Rational Design of Rigid mRNA Folding Architecture to Enhance Intracellular Processing and Protein Production

The rapid expansion of mRNA therapeutics has been hampered by intrinsic instability and inefficient intracellular delivery, forcing manufacturers to use high doses and complex formulation chemistries. Traditional approaches focus on nucleoside modifications or lipid composition tweaks, yet the physical conformation of the mRNA strand itself remains underexploited. By treating the mRNA molecule as a mechanical entity, the new design paradigm leverages rigidity to protect against nuclease attack and to streamline ribosomal loading, addressing two critical bottlenecks in the production pipeline.

In the reported work, the authors combined high‑resolution molecular dynamics with experimental biophysics to map the stress‑response of mRNA under cellular forces. They introduced cross‑linked structural motifs that lock the transcript into a semi‑crystalline state, then encapsulated these engineered strands in specially tuned lipid nanoparticles (referred to as Mn‑MARF LNPs). The resulting particles displayed superior membrane wrapping, faster endocytosis, and reduced endosomal entrapment, translating into a 3‑ to 5‑fold increase in reporter protein levels across multiple cell lines, including aged HEK‑293T cells where uptake is typically compromised.

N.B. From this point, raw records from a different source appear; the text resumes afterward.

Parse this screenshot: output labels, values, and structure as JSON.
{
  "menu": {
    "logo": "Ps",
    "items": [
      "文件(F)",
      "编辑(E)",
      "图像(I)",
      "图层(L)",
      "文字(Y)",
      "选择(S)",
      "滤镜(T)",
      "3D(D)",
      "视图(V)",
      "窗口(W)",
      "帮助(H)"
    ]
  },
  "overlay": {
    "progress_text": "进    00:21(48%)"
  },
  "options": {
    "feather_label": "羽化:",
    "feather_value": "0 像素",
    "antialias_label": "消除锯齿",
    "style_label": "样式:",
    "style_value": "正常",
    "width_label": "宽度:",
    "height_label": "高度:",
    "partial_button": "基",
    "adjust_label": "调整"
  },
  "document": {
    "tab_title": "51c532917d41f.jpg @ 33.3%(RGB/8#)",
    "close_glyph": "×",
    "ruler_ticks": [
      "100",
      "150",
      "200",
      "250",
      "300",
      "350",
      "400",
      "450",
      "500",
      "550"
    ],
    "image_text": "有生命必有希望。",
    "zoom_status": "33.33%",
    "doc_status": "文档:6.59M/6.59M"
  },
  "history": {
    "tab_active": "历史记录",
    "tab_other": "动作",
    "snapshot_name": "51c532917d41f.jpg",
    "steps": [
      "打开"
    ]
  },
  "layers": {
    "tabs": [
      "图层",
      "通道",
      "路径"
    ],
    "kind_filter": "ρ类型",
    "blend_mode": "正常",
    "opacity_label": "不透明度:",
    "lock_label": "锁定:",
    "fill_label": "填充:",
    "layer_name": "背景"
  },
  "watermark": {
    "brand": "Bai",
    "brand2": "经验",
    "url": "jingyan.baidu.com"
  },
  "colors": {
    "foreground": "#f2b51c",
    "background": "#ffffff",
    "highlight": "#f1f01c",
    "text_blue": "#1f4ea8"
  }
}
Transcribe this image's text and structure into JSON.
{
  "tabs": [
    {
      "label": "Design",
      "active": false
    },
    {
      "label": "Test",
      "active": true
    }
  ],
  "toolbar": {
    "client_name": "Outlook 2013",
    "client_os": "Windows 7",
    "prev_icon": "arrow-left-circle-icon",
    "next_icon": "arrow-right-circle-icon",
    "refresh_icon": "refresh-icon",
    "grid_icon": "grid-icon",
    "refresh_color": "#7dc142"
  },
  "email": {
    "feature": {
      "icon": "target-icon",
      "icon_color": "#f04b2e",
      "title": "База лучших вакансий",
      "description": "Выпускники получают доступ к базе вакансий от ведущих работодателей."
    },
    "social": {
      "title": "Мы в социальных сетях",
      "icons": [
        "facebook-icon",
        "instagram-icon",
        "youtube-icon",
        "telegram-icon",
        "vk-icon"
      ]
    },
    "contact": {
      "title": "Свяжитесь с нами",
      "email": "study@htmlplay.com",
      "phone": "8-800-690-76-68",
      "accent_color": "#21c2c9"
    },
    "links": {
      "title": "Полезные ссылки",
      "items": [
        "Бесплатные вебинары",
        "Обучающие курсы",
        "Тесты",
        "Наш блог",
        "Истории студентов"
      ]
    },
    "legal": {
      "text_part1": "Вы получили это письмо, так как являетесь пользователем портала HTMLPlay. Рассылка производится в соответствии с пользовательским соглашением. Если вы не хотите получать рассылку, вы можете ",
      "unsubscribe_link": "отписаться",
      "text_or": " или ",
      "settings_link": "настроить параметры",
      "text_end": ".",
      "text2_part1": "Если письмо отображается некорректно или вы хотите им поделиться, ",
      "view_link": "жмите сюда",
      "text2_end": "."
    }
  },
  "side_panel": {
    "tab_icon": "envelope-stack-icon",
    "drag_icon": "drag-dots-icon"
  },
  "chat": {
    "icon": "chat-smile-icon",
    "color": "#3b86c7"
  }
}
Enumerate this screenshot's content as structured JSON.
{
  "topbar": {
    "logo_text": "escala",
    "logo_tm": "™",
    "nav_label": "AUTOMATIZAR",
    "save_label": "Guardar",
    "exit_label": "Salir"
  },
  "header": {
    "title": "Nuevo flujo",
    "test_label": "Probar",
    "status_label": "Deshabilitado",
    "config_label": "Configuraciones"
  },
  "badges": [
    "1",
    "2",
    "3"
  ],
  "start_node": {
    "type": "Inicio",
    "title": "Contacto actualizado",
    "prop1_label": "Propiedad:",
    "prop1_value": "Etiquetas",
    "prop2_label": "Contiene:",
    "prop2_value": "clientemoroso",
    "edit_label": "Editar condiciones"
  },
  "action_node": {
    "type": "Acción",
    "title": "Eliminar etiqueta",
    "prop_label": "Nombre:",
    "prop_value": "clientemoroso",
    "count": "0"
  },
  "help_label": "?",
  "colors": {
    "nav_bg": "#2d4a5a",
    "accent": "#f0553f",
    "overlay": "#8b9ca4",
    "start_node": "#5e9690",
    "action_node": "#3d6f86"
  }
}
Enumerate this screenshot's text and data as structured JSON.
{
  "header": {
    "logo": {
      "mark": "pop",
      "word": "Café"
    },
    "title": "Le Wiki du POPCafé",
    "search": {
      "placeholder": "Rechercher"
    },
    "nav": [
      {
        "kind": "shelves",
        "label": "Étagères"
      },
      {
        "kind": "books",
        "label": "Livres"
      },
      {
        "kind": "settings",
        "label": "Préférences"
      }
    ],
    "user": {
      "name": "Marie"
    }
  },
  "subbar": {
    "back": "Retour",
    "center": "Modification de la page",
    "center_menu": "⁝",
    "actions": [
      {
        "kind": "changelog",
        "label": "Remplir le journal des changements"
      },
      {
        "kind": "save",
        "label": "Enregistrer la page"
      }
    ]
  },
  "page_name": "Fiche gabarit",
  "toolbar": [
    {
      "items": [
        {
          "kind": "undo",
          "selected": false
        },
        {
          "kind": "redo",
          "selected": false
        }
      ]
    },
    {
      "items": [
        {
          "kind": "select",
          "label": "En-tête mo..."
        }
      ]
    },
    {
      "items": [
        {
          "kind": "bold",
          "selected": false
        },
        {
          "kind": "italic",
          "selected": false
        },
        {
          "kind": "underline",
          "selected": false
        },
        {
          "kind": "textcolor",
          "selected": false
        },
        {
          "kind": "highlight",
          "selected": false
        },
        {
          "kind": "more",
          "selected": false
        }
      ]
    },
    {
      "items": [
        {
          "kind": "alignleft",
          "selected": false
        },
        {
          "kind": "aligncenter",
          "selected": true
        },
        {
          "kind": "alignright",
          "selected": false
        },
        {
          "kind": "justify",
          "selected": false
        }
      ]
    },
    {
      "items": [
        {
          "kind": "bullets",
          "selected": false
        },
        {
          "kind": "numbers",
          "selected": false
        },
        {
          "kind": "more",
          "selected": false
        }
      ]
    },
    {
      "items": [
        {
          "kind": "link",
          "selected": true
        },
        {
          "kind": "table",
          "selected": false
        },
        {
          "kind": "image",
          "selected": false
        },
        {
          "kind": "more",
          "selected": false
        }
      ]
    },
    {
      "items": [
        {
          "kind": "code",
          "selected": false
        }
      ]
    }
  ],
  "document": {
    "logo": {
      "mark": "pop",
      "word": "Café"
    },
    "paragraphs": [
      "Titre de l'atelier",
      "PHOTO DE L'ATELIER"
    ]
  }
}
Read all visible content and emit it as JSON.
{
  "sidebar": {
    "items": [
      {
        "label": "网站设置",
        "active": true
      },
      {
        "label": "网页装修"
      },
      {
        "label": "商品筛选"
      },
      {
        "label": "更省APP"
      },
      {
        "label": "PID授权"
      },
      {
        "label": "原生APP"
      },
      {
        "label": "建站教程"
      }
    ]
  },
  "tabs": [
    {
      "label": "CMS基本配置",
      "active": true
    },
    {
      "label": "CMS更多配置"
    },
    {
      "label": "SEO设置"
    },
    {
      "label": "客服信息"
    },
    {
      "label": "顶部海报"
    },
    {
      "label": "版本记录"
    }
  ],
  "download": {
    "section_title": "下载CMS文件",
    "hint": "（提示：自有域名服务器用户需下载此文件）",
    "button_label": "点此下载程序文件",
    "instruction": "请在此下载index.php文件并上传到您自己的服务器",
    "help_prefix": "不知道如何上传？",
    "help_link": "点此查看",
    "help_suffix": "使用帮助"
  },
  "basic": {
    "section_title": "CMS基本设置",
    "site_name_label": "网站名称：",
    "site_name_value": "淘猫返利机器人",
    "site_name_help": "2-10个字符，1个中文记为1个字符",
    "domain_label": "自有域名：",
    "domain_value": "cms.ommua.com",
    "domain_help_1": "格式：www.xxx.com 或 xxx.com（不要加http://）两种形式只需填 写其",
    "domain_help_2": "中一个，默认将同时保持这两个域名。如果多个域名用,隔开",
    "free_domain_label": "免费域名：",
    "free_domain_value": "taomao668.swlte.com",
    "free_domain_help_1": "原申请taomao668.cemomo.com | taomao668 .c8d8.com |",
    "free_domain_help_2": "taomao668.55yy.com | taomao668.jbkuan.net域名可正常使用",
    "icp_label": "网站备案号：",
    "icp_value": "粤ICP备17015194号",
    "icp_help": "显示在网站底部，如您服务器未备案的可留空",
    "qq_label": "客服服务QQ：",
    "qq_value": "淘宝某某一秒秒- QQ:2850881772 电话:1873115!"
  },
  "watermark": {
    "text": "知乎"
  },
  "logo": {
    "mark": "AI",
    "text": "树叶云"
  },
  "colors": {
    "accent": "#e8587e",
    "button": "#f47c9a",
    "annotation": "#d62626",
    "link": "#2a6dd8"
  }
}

For biotech firms and pharmaceutical developers, this technology promises tangible economic and clinical benefits. Higher translation efficiency means lower mRNA payloads per dose, cutting raw material costs and simplifying cold‑chain logistics. Moreover, the open‑source simulation toolkit enables rapid in‑silico screening of new constructs, shortening development cycles and supporting regulatory submissions with robust mechanistic data. As the industry seeks next‑generation platforms to outpace competitors, rigid mRNA architecture could become a cornerstone of next‑generation vaccines, oncology treatments, and gene‑editing therapeutics.